Un identico episodio è narrato da Sacerdoti una decina d’anni prima. Si potrebbe pensare che Ossicini abbia messo insieme ricordi diretti e ricordi di seconda mano per spiegare perché Borromeo fosse stato riconosciuto Giusto fra le Nazioni. Di fatto, questo riconoscimento non avvenne per l’episodio del 16 ottobre ma per aver tenuto in ospedale in attesa che trovassero rifugio in un convento, 5 membri della famiglia allargata degli Almagià. Il famoso fisiopatologo Marco Almagià era stato professore di Borromeo ed è grazie all’intercessione dello zio che Sacerdoti aveva potuto rimanere, sia pur come “praticante studente” presso il Fatebenefratelli.

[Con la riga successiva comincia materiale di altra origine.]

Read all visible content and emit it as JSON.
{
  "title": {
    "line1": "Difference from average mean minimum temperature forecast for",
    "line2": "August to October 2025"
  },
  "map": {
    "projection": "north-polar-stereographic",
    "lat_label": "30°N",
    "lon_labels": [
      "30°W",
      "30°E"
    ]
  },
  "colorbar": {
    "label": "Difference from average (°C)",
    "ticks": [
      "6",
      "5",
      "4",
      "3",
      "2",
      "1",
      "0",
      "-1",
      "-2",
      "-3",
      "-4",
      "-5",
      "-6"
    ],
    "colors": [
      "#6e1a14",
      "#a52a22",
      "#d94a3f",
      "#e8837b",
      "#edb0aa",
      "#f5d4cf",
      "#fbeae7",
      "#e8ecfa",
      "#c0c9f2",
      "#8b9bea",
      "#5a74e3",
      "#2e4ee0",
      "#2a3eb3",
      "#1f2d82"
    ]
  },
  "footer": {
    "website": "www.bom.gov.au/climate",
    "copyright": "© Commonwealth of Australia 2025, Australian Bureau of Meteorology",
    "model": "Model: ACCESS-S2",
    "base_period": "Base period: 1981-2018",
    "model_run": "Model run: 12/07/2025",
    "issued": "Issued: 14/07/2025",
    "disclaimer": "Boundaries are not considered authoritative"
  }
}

Nella versione di Pietro Borromeo e di Gordon Thomas autore di un libro apologetico su Pio XII, la storia viene presentata come parte di un’iniziativa di soccorso pianificata da Giovanni Borromeo nelle settimane precedenti alla retata del 16 ottobre. I due autori sostengono che Borromeo avesse inventato una malattia inesistente, il Morbo di K. per permettere un piano di soccorso degli ebrei. Questa esagerazione della storia sembrerebbe essere smentita sia da Ossicini che da Sacerdoti, pur entrambi riconoscendo l’umanità di Borromeo.